Demenzpatienten
Perspektiven für pflegende Angehörige
Eine unendliche Geschichte: Pflegende Angehörige von Demenzpatienten müssen effizient unterstützt werden. Die Kammern Westfalen-Lippe und Nordrhein analysieren Defizite und was Ärzte konkret tun können, um sie abzubauen.
Veröffentlicht:DÜSSELDORF. Bei der Versorgung von Demenzpatienten müssen die pflegenden Angehörigen viel stärker in den Blick genommen werden als bisher.

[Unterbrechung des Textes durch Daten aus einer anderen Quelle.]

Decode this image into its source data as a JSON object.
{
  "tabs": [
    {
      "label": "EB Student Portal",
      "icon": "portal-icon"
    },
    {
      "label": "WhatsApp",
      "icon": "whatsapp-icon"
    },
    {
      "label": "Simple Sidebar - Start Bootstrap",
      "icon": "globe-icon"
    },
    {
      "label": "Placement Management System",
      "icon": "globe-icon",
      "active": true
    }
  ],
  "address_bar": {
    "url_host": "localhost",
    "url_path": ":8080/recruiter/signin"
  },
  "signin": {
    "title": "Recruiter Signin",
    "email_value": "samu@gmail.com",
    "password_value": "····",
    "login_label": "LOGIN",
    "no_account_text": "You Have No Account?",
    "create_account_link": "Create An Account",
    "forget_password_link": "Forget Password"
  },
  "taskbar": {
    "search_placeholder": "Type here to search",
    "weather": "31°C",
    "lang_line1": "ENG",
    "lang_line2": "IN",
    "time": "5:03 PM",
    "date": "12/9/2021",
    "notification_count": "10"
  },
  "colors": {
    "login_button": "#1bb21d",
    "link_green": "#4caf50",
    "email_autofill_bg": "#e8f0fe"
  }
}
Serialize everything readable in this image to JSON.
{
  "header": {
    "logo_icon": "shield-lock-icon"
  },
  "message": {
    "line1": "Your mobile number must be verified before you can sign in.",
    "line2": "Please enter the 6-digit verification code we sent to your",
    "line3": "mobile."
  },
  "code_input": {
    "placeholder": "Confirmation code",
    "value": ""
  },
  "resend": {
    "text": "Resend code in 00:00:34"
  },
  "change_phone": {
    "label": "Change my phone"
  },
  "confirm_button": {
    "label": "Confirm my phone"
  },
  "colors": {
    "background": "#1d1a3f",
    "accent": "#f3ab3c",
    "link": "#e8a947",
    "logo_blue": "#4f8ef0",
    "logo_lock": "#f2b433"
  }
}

Sie brauchen gezielte Beratung und Unterstützung.
Das hat nicht nur positive Folgen für die Pflegenden selbst. "Wenn man etwas für die Angehörigen tut, geht es auch den Patienten besser", sagte Professor Hans Georg Nehen, Direktor des Geriatrie-Zentrums Haus-Berge in Essen.
"Wenn wir nicht aufpassen, sind die Pflegenden von heute die Patienten von morgen", warnte Nehen bei der Abschlussveranstaltung zum Aktionsjahr "Demenz im Blick" der Ärztekammern Nordrhein (ÄKNo) und Westfalen-Lippe (ÄKWL) in Düsseldorf.
Häufig seien es die Schwächsten in einer Familie, die die Pflege übernehmen. Sie wüssten in der Regel nicht, was auf sie zukommt. Nehen verwies auf eine Untersuchung, nach der rund ein Drittel der Angehörigen ihre Lebensqualität schlechter einschätzen als die des Demenzkranken.
Viele pflegende Angehörige leiden unter Depressionen oder einer psychosomatischen Erkrankung und haben einen hohen Arzneimittelverbrauch.
Wichtig sei, dass die Pflegenden die Krankheit und ihre Auswirkungen auf die Patienten verstehen, betonte er. "Wissen über Demenz reduziert Depression und Belastung der pflegenden Angehörigen."
Entscheidungen über die Behandlung der Demenzkranken am Lebensende könnten durch Aufklärung über die Krankheit positiv beeinflusst werden, eine pathologische Trauer der Angehörigen könne verhindert werden. "Die Schulung der Angehörigen ist die conditio sine qua non. Sie gehört genauso zur Demenz wie die saubere Diagnostik und Therapie."
Psychologisches Fingerspitzengefühl erforderlich
Die Gesamtsituation der Demenzkranken und vor allem der Angehörigen ist nach wie vor sehr unbefriedigend, findet Regina Schmidt-Zadel, die 1. Vorsitzende des Landesverbands der Alzheimer-Gesellschaften in Nordrhein-Westfalen. Die Hilfesysteme seien auf die besonderen Beeinträchtigungen nicht ausreichend eingestellt.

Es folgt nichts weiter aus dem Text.